Five years ago, the startup climate in Washington, DC was basically nonexistent. Aside from a couple of moderately active angel investment groups and a second-rate co-working space, DC was not what you’d call an incubator for entrepreneurship. Many people know DC as the birthplace of powerhouses like LivingSocial and AddThis, but those types of startups were few and far between in a city made primarily of defense contractors and government consultants. Having done a 180 degree turn, DC is now a hotbed for innovation and investment.

What Changed?

Startups need money and office space, and five years ago there was very little of either to be had. But then the Center for Innovative Technology started getting serious as a seed investor in the area and shortly after Fortify Ventures launched. NextGen Angels, the self-proclaimed most entrepreneur friendly angel group in the world, was created in 2013, and Mayor Vincent Gray has made a campaign out of turning DC into a startup hub. Similarly, Fairfax and Arlington counties in Virginia have started streaming money into the startup community through economic development offices and co-working spaces like UberOffices.

In addition to Fortify, DC is home to several incubators and co-working spaces including Acceleprise and 1776, which opened its doors to over 100 startups just a few months ago. Speek is fortunate to be able to work out of AOL’s Fishbowl Labs. So in other words, people started showing up and making resources and money available to startups in DC.

All of these developments have made the community more cohesive. Virginia, Maryland and DC used considered themselves separate startup worlds, but there is now a growing sense that all three are part of DC tech, a change that has helped strengthen the startup ecosystem in the area.

How Has This Helped Speek?

We love that Speek can call DC home. In 2012, when Speek was born, 500 Startups out of Silicon Valley was our first investor. But because we were on the opposite coast, we struggled to not feel like outsiders. But now we have so many resources to draw on in our hometown. Speek’s advisory board and most of our investors now are DC based. It feels great to support and BE supported by a thriving startup community.

What Does This Mean For DC’s Future?

Big things. Forbes just named us one of the world’s top four tech cities to watch (next to London, Tel Aviv and Hong Kong).
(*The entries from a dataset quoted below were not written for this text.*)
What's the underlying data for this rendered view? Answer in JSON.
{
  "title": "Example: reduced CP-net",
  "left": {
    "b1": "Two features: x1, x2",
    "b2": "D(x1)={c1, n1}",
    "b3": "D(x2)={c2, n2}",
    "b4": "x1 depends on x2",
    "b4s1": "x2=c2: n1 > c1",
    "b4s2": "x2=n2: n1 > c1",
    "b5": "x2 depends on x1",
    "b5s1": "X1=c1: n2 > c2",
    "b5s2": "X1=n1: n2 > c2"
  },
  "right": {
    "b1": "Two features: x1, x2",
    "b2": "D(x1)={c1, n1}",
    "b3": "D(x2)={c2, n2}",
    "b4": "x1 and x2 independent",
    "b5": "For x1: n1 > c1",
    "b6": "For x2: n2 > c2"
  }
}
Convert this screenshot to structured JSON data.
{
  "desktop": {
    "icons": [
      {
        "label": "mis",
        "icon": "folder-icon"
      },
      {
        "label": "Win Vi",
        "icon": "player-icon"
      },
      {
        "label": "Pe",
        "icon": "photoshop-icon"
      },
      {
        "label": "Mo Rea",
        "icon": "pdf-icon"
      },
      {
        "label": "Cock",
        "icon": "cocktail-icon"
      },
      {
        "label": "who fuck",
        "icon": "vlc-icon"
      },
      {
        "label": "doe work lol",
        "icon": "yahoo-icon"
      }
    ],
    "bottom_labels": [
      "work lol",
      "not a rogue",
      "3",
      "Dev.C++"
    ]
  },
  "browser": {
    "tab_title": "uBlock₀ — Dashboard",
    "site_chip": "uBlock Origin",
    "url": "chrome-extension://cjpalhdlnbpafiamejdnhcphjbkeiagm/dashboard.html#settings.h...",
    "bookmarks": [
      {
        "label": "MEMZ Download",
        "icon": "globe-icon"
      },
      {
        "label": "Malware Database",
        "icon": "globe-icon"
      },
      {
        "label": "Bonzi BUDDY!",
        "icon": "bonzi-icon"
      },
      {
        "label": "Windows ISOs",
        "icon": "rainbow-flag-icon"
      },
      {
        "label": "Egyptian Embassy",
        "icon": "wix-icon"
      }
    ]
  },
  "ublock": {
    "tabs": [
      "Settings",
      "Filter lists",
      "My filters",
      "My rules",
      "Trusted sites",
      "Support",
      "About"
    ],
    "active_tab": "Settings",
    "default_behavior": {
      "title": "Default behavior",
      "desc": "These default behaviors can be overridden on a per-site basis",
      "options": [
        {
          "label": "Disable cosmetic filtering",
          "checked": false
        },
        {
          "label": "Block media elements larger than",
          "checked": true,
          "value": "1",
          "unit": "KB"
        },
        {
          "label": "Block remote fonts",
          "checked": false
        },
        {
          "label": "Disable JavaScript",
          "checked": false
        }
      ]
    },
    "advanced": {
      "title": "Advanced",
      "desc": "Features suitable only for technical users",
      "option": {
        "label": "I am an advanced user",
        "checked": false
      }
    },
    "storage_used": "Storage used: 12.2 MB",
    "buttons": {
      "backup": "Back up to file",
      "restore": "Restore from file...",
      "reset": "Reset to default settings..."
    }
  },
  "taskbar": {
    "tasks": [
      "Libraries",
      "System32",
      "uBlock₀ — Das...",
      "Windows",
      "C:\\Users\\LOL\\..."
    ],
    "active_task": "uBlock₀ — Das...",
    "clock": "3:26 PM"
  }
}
It’s a great place to be an entrepreneur right now. The tech community in Washington DC is tight-knit. The DC Tech Facebook page is full of exciting news and really supportive comments. Everyone congratulates everyone and MEANS it. With that support also comes a healthy dose of competition. Speek is participating in the Wall Street Journal Startup Of The Year competition along with three other startups from the area. We all have great products we believe in, and healthy competition keeps us humble.

DC has made great strides in the last five years and is now an exciting and supportive place to start and grow a business. We are starting to be recognized as a hotbed of entrepreneurship and technological innovation, and money and talent want to be here.